I suppose it is. I wondered why I’d never thought of it that way as I finished up on the bike and followed him to the middle of the floor. Athlete. It just wasn’t a label I’d ever considered applying to myself. That was a badge reserved for people like my sister and some of my friends, who brought home ribbons and trophies and patches establishing their progress and victories and achievements, not for awkward, timid, hypersensitive kids like me who spent a lot of time in their heads and could memorize and understand and perform line after line of Shakespeare but never hit a home run, who could tease out the underlying themes in novels and classic mythology but never won a single race.

Rob handed me a four-pound medicine ball and guided me through a warm-up with it, ten reps of various motions to activate the major muscle groups with squats, twists, chops, and swings, ending with something he called “around the world,” which involved drawing enormous circles in the air with the ball from above my head down to my feet. If the bike didn’t get my heart rate up, this surely did: I was gasping and sweating, my whole body so slick the ball was threatening to slip from my fingers.

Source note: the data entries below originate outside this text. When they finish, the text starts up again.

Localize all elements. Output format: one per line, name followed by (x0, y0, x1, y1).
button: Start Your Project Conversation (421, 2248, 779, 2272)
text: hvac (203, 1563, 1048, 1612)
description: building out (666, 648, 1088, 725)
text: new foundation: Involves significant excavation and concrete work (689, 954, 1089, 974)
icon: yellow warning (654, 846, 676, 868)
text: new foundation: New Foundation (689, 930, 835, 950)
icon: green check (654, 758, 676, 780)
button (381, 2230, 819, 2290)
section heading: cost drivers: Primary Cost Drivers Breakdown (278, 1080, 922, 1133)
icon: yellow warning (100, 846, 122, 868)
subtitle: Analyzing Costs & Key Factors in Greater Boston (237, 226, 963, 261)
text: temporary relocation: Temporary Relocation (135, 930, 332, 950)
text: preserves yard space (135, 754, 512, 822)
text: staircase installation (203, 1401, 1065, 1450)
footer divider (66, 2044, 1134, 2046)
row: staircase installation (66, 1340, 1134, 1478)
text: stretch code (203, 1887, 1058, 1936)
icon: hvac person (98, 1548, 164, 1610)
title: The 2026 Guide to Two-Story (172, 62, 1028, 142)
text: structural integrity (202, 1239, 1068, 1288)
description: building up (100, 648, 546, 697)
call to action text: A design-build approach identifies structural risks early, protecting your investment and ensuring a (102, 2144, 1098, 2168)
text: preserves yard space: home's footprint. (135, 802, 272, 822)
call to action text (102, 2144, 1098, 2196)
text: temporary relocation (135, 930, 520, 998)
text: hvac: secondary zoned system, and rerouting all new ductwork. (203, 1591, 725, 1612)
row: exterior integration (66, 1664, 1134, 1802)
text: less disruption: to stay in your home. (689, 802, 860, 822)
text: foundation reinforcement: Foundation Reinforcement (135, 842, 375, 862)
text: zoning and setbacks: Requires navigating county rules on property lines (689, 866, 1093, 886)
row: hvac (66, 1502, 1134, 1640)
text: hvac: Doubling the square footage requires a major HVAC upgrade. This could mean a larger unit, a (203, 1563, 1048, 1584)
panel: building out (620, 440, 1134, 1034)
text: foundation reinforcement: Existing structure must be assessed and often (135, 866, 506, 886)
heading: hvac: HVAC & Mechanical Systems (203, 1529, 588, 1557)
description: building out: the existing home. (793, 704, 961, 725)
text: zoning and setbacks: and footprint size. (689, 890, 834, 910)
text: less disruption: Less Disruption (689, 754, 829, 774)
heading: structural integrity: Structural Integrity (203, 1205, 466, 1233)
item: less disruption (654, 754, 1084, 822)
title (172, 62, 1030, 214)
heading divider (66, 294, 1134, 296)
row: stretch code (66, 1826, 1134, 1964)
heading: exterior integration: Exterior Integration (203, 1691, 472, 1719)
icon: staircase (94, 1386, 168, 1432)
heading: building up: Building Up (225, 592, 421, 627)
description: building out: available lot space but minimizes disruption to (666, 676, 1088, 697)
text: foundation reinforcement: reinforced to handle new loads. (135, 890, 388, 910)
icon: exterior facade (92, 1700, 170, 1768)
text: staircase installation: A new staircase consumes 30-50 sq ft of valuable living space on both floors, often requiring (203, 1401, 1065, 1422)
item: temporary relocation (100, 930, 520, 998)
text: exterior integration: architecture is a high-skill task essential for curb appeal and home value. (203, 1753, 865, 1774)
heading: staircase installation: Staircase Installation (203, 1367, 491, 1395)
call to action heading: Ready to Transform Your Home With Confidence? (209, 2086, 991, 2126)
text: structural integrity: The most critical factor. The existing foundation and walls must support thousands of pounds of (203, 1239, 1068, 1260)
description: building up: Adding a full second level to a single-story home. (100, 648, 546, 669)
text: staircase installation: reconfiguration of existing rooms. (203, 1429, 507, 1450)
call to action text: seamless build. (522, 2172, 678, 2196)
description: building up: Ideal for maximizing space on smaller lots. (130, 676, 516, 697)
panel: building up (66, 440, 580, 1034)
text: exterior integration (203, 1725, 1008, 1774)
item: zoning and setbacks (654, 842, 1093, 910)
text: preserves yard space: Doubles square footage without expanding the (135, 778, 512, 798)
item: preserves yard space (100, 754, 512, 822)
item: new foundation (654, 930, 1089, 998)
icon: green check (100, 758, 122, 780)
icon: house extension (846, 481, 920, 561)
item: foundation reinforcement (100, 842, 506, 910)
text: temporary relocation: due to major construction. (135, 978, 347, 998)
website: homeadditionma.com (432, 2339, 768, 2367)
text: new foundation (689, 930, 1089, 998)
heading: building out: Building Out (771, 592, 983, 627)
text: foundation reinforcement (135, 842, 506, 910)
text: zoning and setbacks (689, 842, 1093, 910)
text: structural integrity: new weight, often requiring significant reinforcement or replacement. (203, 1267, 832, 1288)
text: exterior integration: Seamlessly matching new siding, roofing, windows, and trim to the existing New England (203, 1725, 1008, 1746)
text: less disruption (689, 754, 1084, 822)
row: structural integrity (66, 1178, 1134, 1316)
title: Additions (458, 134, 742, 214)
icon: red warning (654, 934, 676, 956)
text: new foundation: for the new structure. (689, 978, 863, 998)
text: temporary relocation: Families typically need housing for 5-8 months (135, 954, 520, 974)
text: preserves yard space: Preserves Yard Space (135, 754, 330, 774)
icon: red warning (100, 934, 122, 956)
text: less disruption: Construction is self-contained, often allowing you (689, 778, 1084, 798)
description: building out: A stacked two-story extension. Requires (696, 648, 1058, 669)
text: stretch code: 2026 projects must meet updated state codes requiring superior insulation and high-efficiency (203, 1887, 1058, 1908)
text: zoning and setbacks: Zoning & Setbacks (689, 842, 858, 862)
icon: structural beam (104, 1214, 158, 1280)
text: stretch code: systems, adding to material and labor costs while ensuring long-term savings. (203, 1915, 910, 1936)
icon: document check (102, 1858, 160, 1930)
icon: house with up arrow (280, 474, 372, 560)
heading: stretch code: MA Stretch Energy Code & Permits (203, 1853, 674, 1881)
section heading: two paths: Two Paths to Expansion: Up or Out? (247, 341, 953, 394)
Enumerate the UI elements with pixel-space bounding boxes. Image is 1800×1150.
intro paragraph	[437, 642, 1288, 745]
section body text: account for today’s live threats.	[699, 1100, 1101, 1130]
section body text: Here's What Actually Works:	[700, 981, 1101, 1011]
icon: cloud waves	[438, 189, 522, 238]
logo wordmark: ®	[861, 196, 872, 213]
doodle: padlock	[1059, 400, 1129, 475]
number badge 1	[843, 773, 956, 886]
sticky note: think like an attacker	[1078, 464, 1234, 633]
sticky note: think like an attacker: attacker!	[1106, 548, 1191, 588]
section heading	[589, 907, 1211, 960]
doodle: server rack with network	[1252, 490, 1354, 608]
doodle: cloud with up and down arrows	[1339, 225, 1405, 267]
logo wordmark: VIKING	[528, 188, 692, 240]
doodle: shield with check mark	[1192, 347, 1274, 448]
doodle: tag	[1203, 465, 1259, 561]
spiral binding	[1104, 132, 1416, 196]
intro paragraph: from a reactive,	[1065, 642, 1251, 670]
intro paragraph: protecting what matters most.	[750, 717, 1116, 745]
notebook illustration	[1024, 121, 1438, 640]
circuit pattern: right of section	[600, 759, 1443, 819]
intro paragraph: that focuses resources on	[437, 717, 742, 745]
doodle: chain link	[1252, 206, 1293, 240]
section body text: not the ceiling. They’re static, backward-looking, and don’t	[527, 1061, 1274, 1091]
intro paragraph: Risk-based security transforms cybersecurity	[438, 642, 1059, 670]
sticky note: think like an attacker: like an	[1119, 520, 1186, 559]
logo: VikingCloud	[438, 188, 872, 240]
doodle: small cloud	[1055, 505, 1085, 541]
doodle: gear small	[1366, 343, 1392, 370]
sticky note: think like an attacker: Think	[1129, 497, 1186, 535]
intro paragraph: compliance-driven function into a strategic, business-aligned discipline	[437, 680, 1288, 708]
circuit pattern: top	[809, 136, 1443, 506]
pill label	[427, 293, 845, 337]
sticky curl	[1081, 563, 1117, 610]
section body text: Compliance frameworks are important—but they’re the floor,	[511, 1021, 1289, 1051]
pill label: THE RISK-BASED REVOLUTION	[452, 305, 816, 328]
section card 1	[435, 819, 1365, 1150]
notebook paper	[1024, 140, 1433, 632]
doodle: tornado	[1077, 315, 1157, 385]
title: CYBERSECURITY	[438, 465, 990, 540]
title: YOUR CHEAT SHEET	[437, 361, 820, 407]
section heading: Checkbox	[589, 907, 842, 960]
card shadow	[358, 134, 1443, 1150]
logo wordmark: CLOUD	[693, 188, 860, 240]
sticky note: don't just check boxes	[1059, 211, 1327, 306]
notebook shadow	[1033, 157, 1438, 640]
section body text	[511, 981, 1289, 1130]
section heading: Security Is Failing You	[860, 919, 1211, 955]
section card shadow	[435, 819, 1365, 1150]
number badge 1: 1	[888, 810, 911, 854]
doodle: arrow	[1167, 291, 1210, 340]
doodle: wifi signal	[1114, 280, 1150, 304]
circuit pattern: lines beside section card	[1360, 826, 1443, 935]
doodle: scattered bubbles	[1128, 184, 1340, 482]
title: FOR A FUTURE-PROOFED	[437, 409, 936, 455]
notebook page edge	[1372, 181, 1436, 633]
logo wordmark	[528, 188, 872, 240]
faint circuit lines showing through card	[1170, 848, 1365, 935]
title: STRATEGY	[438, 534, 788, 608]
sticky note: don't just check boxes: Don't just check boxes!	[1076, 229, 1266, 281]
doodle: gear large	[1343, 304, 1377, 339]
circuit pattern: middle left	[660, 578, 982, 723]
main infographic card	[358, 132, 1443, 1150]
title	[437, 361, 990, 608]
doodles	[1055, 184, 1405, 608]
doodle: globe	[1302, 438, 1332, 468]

“This is just the warm-up?” I said as we both laughed. “Feels like the workout.”

“Don’t worry—we’ll take it slow,” he said, putting the ball back on a stand. “Let’s try some hip circles.”

He showed me what to do, resting his hands against a bar set on a tall metal rack and then lifting one leg out to the side and rotating it around to the back before reversing to return to the side. “Twenty on each side.”

It was like the back half of a ballet rond de jambe—circle of the leg—in the air, a motion I’d grown up practicing, so it seemed simple enough and at first felt like a nice airy stretch. But the standing leg soon gave me trouble, with the (obviously weak) hip muscles that were working to stabilize everything screaming at me to stop.